What about a hybrid mode: update first, then override whatever cannot be fixed? It sounds reasonable, but the more I think about it, the harder it is to define. If update only fixes part of the paths, how should the report count that? If an override is then written automatically, should the next run try to delete it? If the user already wrote their own override, how can pnpm know which one was generated by audit? Maybe these unclear boundaries are exactly why pnpm keeps the two modes separate today. You can first run pnpm audit --fix=update, and if there are still remaining issues, decide whether to run the default pnpm audit --fix. It is not as automated, but at least the side effects are clear.
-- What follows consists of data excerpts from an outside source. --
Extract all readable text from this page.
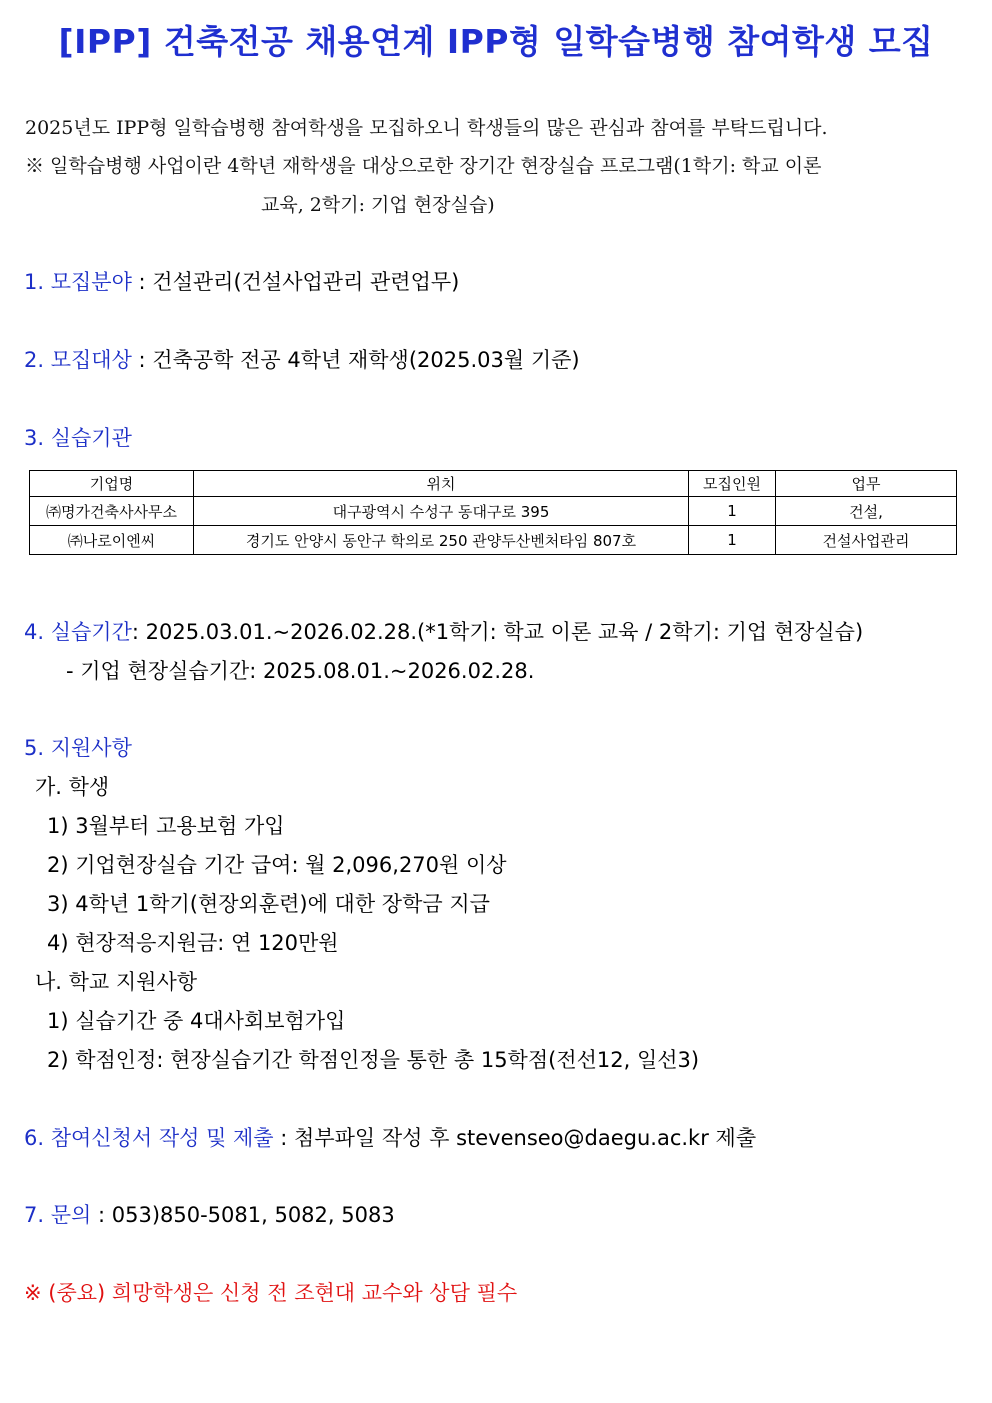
[IPP] 건축전공 채용연계 IPP형 일학습병행 참여학생 모집
2025년도 IPP형 일학습병행 참여학생을 모집하오니 학생들의 많은 관심과 참여를 부탁드립니다.
※ 일학습병행 사업이란 4학년 재학생을 대상으로한 장기간 현장실습 프로그램(1학기: 학교 이론
교육, 2학기: 기업 현장실습)
1. 모집분야 : 건설관리(건설사업관리 관련업무)
2. 모집대상 : 건축공학 전공 4학년 재학생(2025.03월 기준)
3. 실습기관
기업명	위치	모집인원	업무
㈜명가건축사사무소	대구광역시 수성구 동대구로 395	1	건설,
㈜나로이엔씨	경기도 안양시 동안구 학의로 250 관양두산벤처타임 807호	1	건설사업관리
4. 실습기간: 2025.03.01.~2026.02.28.(*1학기: 학교 이론 교육 / 2학기: 기업 현장실습)
- 기업 현장실습기간: 2025.08.01.~2026.02.28.
5. 지원사항
가. 학생
1) 3월부터 고용보험 가입
2) 기업현장실습 기간 급여: 월 2,096,270원 이상
3) 4학년 1학기(현장외훈련)에 대한 장학금 지급
4) 현장적응지원금: 연 120만원
나. 학교 지원사항
1) 실습기간 중 4대사회보험가입
2) 학점인정: 현장실습기간 학점인정을 통한 총 15학점(전선12, 일선3)
6. 참여신청서 작성 및 제출 : 첨부파일 작성 후 stevenseo@daegu.ac.kr 제출
7. 문의 : 053)850-5081, 5082, 5083
※ (중요) 희망학생은 신청 전 조현대 교수와 상담 필수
Another interesting detail is minimumReleaseAge. pnpm v11 changed its default value to 1440, which means newly published versions need to wait one day before they can be resolved. This setting is for supply chain security, preventing projects from immediately installing a just-published version before the community has had time to notice problems. But security patches are also often just published. This creates a conflict for audit --fix: the patched version is a security fix, but it may not yet satisfy minimumReleaseAge. pnpm handles this by adding the minimum patched version for each advisory to minimumReleaseAgeExclude when minimumReleaseAge is enabled, allowing security fixes to bypass the release-age window. This applies to both pnpm audit --fix and pnpm audit --fix=update.

I think this tradeoff is understandable. Staying on a known vulnerable version is a certain risk, while a just-published patched version is a potential risk. pnpm chooses to deal with the certain risk first. But this design leaves a maintenance problem. Exact versions in minimumReleaseAgeExclude are usually only useful for a short time. Once a version has been published for more than a day, it already satisfies minimumReleaseAge, so the corresponding exclude is no longer necessary. pnpm does not automatically clean it up today.
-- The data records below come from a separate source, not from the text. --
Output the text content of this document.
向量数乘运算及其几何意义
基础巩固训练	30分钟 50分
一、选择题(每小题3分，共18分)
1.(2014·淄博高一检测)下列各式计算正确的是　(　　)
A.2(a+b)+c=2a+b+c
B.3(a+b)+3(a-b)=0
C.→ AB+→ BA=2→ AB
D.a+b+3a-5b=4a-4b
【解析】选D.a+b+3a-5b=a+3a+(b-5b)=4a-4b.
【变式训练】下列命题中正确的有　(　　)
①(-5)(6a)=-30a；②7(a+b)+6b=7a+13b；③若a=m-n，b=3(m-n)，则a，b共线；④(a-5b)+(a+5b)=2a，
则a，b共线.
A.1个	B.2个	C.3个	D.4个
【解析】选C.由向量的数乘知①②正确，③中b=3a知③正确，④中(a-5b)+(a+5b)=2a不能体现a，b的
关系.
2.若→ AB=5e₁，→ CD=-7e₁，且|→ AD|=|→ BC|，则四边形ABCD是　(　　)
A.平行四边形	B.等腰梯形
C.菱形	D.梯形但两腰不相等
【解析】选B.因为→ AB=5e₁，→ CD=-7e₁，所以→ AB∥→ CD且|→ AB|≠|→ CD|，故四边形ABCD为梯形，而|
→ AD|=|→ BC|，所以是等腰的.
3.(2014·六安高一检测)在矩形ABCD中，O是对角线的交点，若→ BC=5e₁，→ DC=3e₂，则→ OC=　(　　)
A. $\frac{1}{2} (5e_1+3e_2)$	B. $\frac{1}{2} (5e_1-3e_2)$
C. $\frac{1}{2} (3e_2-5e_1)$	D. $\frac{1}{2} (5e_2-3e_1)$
That is also why I opened pnpm/pnpm#11668. If you use pnpm audit --fix or pnpm audit --fix=update for a long time, minimumReleaseAgeExclude will keep accumulating versions. They were meaningful at the time, but after the release-age window has passed, they become historical records in the configuration. Half a year later, when you look at pnpm-workspace.yaml, it is hard to tell whether a particular exclude was added automatically by audit, added manually by a maintainer, or has long been safe to remove. Automatic cleanup looks simple, but it has real costs. pnpm needs to know when each version was published, which may require reading registry metadata. It also needs to avoid accidentally deleting exact versions written by users. So I would prefer an explicit cleanup mechanism in the future, instead of having audit --fix or install quietly clean things up in the background.

My maintenance workflow will probably look like this: if I want to leave behind as little long-term configuration as possible, I will first try pnpm audit --fix=update; if update cannot fix everything, then I will consider the default pnpm audit --fix. But whenever minimumReleaseAge is enabled in a project, I will take an extra look at pnpm-workspace.yaml, because both overrides and minimumReleaseAgeExclude are not one-time logs. They continue to affect future installs.

After going through this, I feel that the modules in pnpm 11 are somewhat disconnected from each other. It has gained many good features, but in real development scenarios the experience can still feel a little awkward. Next, I will probably try to send pnpm a code change in the direction mentioned in pnpm/pnpm#11668. Rather than letting audit --fix or install do too many things automatically, I want to first try an explicit maintenance entry point, such as adding a pnpm clean command dedicated to cleaning up minimumReleaseAgeExclude entries that are no longer needed. That way the cleanup action is predictable, and it will not be mixed together with the security fix itself.